Pulmonary Arterial Hypertension, also known as PAH, is a condition characterized by an increased blood pressure in the lung vasculature, which is composed of the pulmonary artery, vein, and capillaries. Similar to SARS, patients with PAH may experience shortness of breath. Other common symptoms are dizziness, fainting, fatigue, non-productive cough, angina pectoris, syncope, peripheral edema, and rarely hemoptysis. These symptoms do not appear all at once, but develop over time, which is why many patients put off seeing a doctor, and thus fail to get a diagnosis. Additionally, there are four other types of major pulmonary hypertension (venous, hypoxic, thromboembolic, and miscellaneous), making a series of tests necessary to establish the exact type.
PAH is an uncommon disease, and sometimes it is difficult to determine what exactly is causing it. Known causes include heart disease, liver disease, HIV, and scleroderma, (a tissue and skin condition). People with a family history of pulmonary hypertension are also at risk. However, in order to make sure that someone has PAH, a doctor will run several tests, such as right heart catheterization, echocardiogram, blood tests, chest x-ray, computed tomography, magnetic resonance imaging, and pulmonary function tests.

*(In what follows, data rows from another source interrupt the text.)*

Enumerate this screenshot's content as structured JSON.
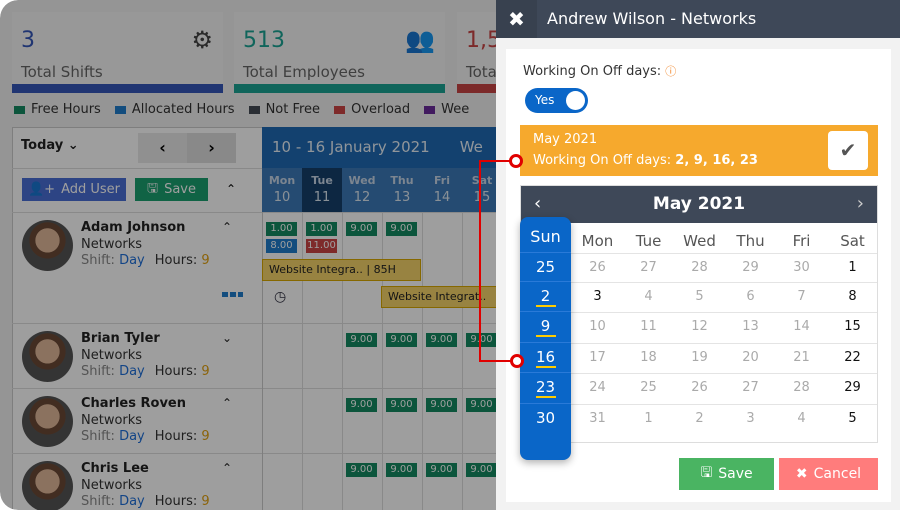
{
  "stats": [
    {
      "value": "3",
      "label": "Total Shifts",
      "color": "#3556b8",
      "icon": "gear-icon"
    },
    {
      "value": "513",
      "label": "Total Employees",
      "color": "#1aa394",
      "icon": "users-icon"
    },
    {
      "value": "1,5",
      "label": "Tota",
      "color": "#c94444",
      "icon": ""
    }
  ],
  "legend": [
    {
      "label": "Free Hours",
      "color": "#148a62"
    },
    {
      "label": "Allocated Hours",
      "color": "#1f7ccc"
    },
    {
      "label": "Not Free",
      "color": "#444b54"
    },
    {
      "label": "Overload",
      "color": "#cc4444"
    },
    {
      "label": "Wee",
      "color": "#6a2a9a"
    }
  ],
  "toolbar": {
    "today": "Today",
    "add_user": "Add User",
    "save": "Save"
  },
  "week": {
    "range": "10 - 16 January 2021",
    "view": "We",
    "days": [
      {
        "d": "Mon",
        "n": "10"
      },
      {
        "d": "Tue",
        "n": "11"
      },
      {
        "d": "Wed",
        "n": "12"
      },
      {
        "d": "Thu",
        "n": "13"
      },
      {
        "d": "Fri",
        "n": "14"
      },
      {
        "d": "Sat",
        "n": "15"
      }
    ]
  },
  "employees": [
    {
      "name": "Adam Johnson",
      "dept": "Networks",
      "shift_label": "Shift:",
      "shift": "Day",
      "hours_label": "Hours:",
      "hours": "9"
    },
    {
      "name": "Brian Tyler",
      "dept": "Networks",
      "shift_label": "Shift:",
      "shift": "Day",
      "hours_label": "Hours:",
      "hours": "9"
    },
    {
      "name": "Charles Roven",
      "dept": "Networks",
      "shift_label": "Shift:",
      "shift": "Day",
      "hours_label": "Hours:",
      "hours": "9"
    },
    {
      "name": "Chris Lee",
      "dept": "Networks",
      "shift_label": "Shift:",
      "shift": "Day",
      "hours_label": "Hours:",
      "hours": "9"
    }
  ],
  "chips": {
    "mon1": "1.00",
    "mon2": "8.00",
    "tue1": "1.00",
    "tue2": "11.00",
    "std": "9.00"
  },
  "tasks": {
    "t1": "Website Integra..   |   85H",
    "t2": "Website Integrat.."
  },
  "panel": {
    "title": "Andrew Wilson - Networks",
    "working_label": "Working On Off days:",
    "toggle": "Yes",
    "toggle_on": true,
    "banner_month": "May 2021",
    "banner_label": "Working On Off days:",
    "banner_days": "2, 9, 16, 23",
    "calendar": {
      "month": "May 2021",
      "weekdays": [
        "Sun",
        "Mon",
        "Tue",
        "Wed",
        "Thu",
        "Fri",
        "Sat"
      ],
      "weeks": [
        [
          "25",
          "26",
          "27",
          "28",
          "29",
          "30",
          "1"
        ],
        [
          "2",
          "3",
          "4",
          "5",
          "6",
          "7",
          "8"
        ],
        [
          "9",
          "10",
          "11",
          "12",
          "13",
          "14",
          "15"
        ],
        [
          "16",
          "17",
          "18",
          "19",
          "20",
          "21",
          "22"
        ],
        [
          "23",
          "24",
          "25",
          "26",
          "27",
          "28",
          "29"
        ],
        [
          "30",
          "31",
          "1",
          "2",
          "3",
          "4",
          "5"
        ]
      ],
      "selected_sundays": [
        "2",
        "9",
        "16",
        "23"
      ]
    },
    "save": "Save",
    "cancel": "Cancel"
  },
  "colors": {
    "accent": "#0a66c8",
    "banner": "#f6a92d",
    "save": "#4ab462",
    "cancel": "#ff7c7c",
    "highlight": "#ffcc00",
    "connector": "#e00000"
  }
}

Treatments for PAH include anticoagulants, heart medication (digoxin), diuretics and oxygen therapy amount others. Changes in lifestyle can also give PAH patients a better quality of life. Examples of these changes are making laundry areas more accessible, rearranging kitchenware for easy access, modifying showers and baths, managing kids’ daily needs, arranging for regular and emergency child care, securing handicapped parking, managing family outings and home activities, finding resources to ease daily and weekly house chores, and limiting use of stairs.